Sie haben ein leeres Dokument geöffnet. Der Cursor blinkt. Sie wissen, was Sie sagen wollen, irgendwo tief drinnen, aber dieses Gefühl in Sätze zu übersetzen, fühlt sich an, als würden Sie versuchen, Wasser in Ihren Händen zu halten.

Hier ist die Wahrheit: Es gibt keinen falschen Weg, diesen Brief zu schreiben. Der einzige Fehler ist, ihn gar nicht zu schreiben.

Vergessen Sie "gutes Schreiben"

Dies ist kein Aufsatz. Niemand wird Ihre Grammatik benoten. Die Person, die diesen Brief liest, wird sich nicht für Ihren Wortschatz interessieren. Sie wird sich für Ihre Stimme interessieren.

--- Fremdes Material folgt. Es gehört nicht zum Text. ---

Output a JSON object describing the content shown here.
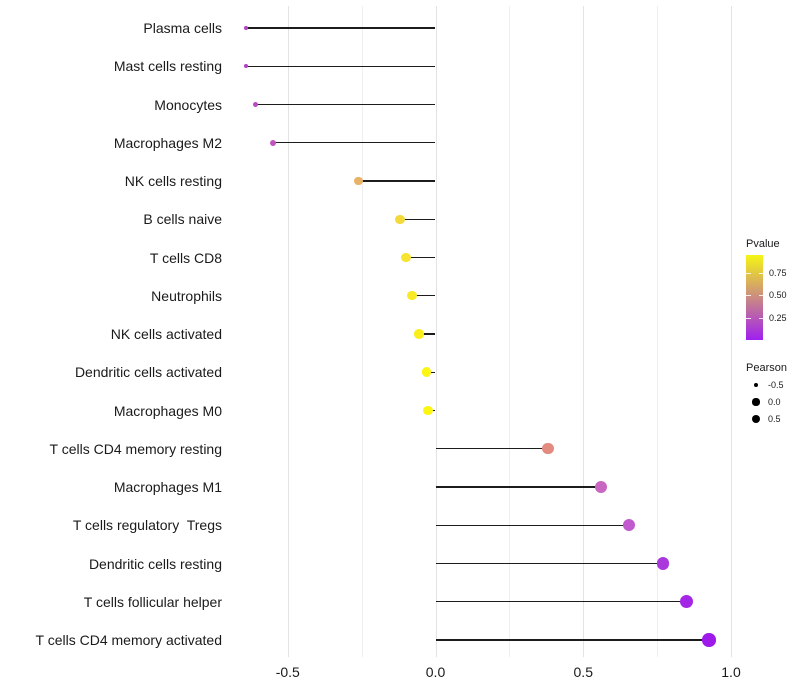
{
  "chart_data": {
    "type": "bar",
    "variant": "horizontal-lollipop",
    "title": "",
    "xlabel": "",
    "ylabel": "",
    "xlim": [
      -0.72,
      1.1
    ],
    "grid": "vertical-only",
    "legend_position": "right",
    "x_major_ticks": [
      {
        "value": -0.5,
        "label": "-0.5"
      },
      {
        "value": 0.0,
        "label": "0.0"
      },
      {
        "value": 0.5,
        "label": "0.5"
      },
      {
        "value": 1.0,
        "label": "1.0"
      }
    ],
    "x_minor_ticks": [
      -0.25,
      0.25,
      0.75
    ],
    "categories": [
      "Plasma cells",
      "Mast cells resting",
      "Monocytes",
      "Macrophages M2",
      "NK cells resting",
      "B cells naive",
      "T cells CD8",
      "Neutrophils",
      "NK cells activated",
      "Dendritic cells activated",
      "Macrophages M0",
      "T cells CD4 memory resting",
      "Macrophages M1",
      "T cells regulatory  Tregs",
      "Dendritic cells resting",
      "T cells follicular helper",
      "T cells CD4 memory activated"
    ],
    "points": [
      {
        "label": "Plasma cells",
        "pearson": -0.64,
        "pvalue_est": 0.18,
        "dot_color": "#b542c6"
      },
      {
        "label": "Mast cells resting",
        "pearson": -0.64,
        "pvalue_est": 0.18,
        "dot_color": "#b340c7"
      },
      {
        "label": "Monocytes",
        "pearson": -0.61,
        "pvalue_est": 0.22,
        "dot_color": "#bb4bc4"
      },
      {
        "label": "Macrophages M2",
        "pearson": -0.55,
        "pvalue_est": 0.27,
        "dot_color": "#c254c0"
      },
      {
        "label": "NK cells resting",
        "pearson": -0.26,
        "pvalue_est": 0.65,
        "dot_color": "#e9b269"
      },
      {
        "label": "B cells naive",
        "pearson": -0.12,
        "pvalue_est": 0.8,
        "dot_color": "#f3da3a"
      },
      {
        "label": "T cells CD8",
        "pearson": -0.1,
        "pvalue_est": 0.84,
        "dot_color": "#f6e42e"
      },
      {
        "label": "Neutrophils",
        "pearson": -0.08,
        "pvalue_est": 0.87,
        "dot_color": "#f8ea24"
      },
      {
        "label": "NK cells activated",
        "pearson": -0.055,
        "pvalue_est": 0.9,
        "dot_color": "#faee1c"
      },
      {
        "label": "Dendritic cells activated",
        "pearson": -0.03,
        "pvalue_est": 0.93,
        "dot_color": "#fdf513"
      },
      {
        "label": "Macrophages M0",
        "pearson": -0.025,
        "pvalue_est": 0.93,
        "dot_color": "#fdf513"
      },
      {
        "label": "T cells CD4 memory resting",
        "pearson": 0.38,
        "pvalue_est": 0.52,
        "dot_color": "#e38b80"
      },
      {
        "label": "Macrophages M1",
        "pearson": 0.56,
        "pvalue_est": 0.32,
        "dot_color": "#c966c2"
      },
      {
        "label": "T cells regulatory  Tregs",
        "pearson": 0.655,
        "pvalue_est": 0.26,
        "dot_color": "#c05ace"
      },
      {
        "label": "Dendritic cells resting",
        "pearson": 0.77,
        "pvalue_est": 0.1,
        "dot_color": "#ab38dc"
      },
      {
        "label": "T cells follicular helper",
        "pearson": 0.85,
        "pvalue_est": 0.04,
        "dot_color": "#a527e6"
      },
      {
        "label": "T cells CD4 memory activated",
        "pearson": 0.925,
        "pvalue_est": 0.01,
        "dot_color": "#9e1aea"
      }
    ],
    "legend": {
      "pvalue": {
        "title": "Pvalue",
        "gradient_top_color": "#f5f514",
        "gradient_bottom_color": "#a020f0",
        "range": [
          0.005,
          0.95
        ],
        "ticks": [
          {
            "value": 0.75,
            "label": "0.75"
          },
          {
            "value": 0.5,
            "label": "0.50"
          },
          {
            "value": 0.25,
            "label": "0.25"
          }
        ]
      },
      "pearson": {
        "title": "Pearson",
        "dot_color": "#000000",
        "entries": [
          {
            "value": -0.5,
            "label": "-0.5"
          },
          {
            "value": 0.0,
            "label": "0.0"
          },
          {
            "value": 0.5,
            "label": "0.5"
          }
        ]
      }
    }
  }
}
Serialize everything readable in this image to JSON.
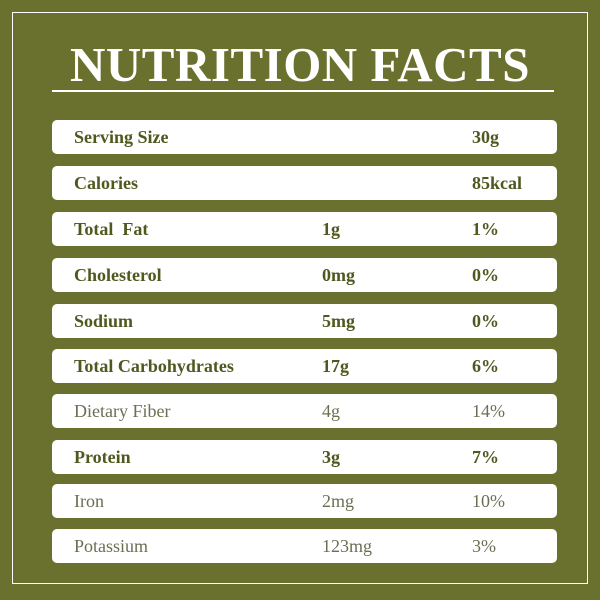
{
  "title": "NUTRITION FACTS",
  "colors": {
    "background": "#6a712e",
    "text": "#4f571f",
    "row": "#ffffff"
  },
  "rows": [
    {
      "name": "Serving Size",
      "amount": "",
      "value": "30g",
      "bold": true
    },
    {
      "name": "Calories",
      "amount": "",
      "value": "85kcal",
      "bold": true
    },
    {
      "name": "Total  Fat",
      "amount": "1g",
      "value": "1%",
      "bold": true
    },
    {
      "name": "Cholesterol",
      "amount": "0mg",
      "value": "0%",
      "bold": true
    },
    {
      "name": "Sodium",
      "amount": "5mg",
      "value": "0%",
      "bold": true
    },
    {
      "name": "Total Carbohydrates",
      "amount": "17g",
      "value": "6%",
      "bold": true
    },
    {
      "name": "Dietary Fiber",
      "amount": "4g",
      "value": "14%",
      "bold": false
    },
    {
      "name": "Protein",
      "amount": "3g",
      "value": "7%",
      "bold": true
    },
    {
      "name": "Iron",
      "amount": "2mg",
      "value": "10%",
      "bold": false
    },
    {
      "name": "Potassium",
      "amount": "123mg",
      "value": "3%",
      "bold": false
    }
  ]
}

Beginnen Sie mit einer Erinnerung

Der einfachste Weg zu beginnen ist, einen bestimmten Moment zu beschreiben. Nicht einen allgemeinen ("Ich habe dich immer geliebt") sondern einen präzisen:

  • "Ich erinnere mich an den Morgen, als du Orangensaft über meinen Laptop geschüttet hast und ich so getan habe, als wäre ich wütend, aber ich versuchte, nicht zu lachen."
  • "Ich denke immer an die Heimfahrt vom Krankenhaus, als keiner von uns etwas sagte, aber ich die ganze Zeit deine Hand hielt."

Sagen Sie das Ungesagte

Jede Beziehung hat mindestens einen Satz, der nie laut ausgesprochen wurde. Vielleicht ist es eine Entschuldigung. Vielleicht ein Geständnis von Stolz.

Dieser Brief ist der Ort dafür.

Enden Sie mit dem Gefühl

Enden Sie nicht mit Anweisungen. Enden Sie mit dem Gefühl. Sagen Sie, was sie Ihnen bedeutet haben. Einfach.

"Du warst mein Liebstes am Lebendigsein."

Der Brief muss nicht lang sein. Er muss nur wahr sein.